Third, with the weight added to the ship to accommodate Australian requirements, the Hunter’s speed will lag well below operational standards. It appears to need significantly more power in order to keep up with the fleet, both in terms of maximum and economical cruising speed. Constant use of its gas turbine may be required, which will compromise both the ship’s vaunted stealth abilities as well as its range. A ship of the Hunter’s size should have two gas turbines to provide redundancy in case of failure or battle damage.
Last, a 3% design margin for growth in the weight of the ship is so low that it leaves no scope for future upgrades. At a time of rapid technological change, a new warship with a life of perhaps 30 years will require at least one substantial upgrade in its life.
Even if feasible, rectifying these problems would require a new design. In principle, the changes required could be accommodated in a 10,000-tonne design, as exemplified by the Arleigh Burke. Australia is already paying an eye-watering $6.27 billion for the redesign of a ship that Defence once classified as ‘mature’.

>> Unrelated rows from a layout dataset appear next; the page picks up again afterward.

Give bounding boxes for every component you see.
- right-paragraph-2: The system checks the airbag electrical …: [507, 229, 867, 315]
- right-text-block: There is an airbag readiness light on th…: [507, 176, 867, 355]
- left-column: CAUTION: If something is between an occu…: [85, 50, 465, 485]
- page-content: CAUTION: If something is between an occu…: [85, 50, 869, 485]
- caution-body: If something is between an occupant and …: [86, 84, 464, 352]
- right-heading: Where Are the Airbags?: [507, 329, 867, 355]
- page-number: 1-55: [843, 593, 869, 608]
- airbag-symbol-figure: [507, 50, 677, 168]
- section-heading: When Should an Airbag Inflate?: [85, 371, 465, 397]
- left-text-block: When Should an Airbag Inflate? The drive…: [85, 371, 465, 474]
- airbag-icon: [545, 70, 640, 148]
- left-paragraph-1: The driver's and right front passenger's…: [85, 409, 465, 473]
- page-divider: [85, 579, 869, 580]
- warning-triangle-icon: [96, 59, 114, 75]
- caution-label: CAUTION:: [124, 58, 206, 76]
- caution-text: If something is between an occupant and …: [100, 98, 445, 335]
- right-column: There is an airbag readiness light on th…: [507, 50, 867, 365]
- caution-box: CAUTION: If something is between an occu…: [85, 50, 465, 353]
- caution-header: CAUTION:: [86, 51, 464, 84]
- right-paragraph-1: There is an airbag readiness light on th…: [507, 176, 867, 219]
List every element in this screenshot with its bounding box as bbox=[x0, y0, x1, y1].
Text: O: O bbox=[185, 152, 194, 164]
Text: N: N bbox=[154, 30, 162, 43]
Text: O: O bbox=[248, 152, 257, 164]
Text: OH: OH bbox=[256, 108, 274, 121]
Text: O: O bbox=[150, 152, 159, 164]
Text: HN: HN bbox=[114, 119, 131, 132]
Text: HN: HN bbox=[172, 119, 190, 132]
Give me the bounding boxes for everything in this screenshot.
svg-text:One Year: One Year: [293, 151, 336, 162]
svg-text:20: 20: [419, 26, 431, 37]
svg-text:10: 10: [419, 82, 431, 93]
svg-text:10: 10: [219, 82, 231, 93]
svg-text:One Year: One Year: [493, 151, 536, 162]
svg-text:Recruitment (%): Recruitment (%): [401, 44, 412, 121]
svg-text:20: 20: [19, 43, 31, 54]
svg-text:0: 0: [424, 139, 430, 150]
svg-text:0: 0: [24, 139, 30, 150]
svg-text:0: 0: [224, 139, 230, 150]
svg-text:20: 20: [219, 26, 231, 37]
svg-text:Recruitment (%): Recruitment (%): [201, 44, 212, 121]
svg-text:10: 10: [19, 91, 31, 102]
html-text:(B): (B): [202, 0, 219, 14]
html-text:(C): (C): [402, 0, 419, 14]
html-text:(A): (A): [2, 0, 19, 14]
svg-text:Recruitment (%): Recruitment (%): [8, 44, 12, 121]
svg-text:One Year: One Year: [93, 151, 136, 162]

If the necessary design changes prove impossible, however, the government should move rapidly to cancel the Hunter and order more Hobart ships to an updated design. This must include the installation of CEAFAR2, and the contract with Lockheed Martin to integrate it with Aegis should continue. Alternatively, we could seek to construct in Australia the Flight III version of the Arleigh Burke destroyer, again with the CEAFAR2 and Aegis. We could then use that as a basis for seeking involvement in the DDG(X) program. But time is of the essence. If nothing changes, the navy won’t deploy a single additional VLS cell for another decade.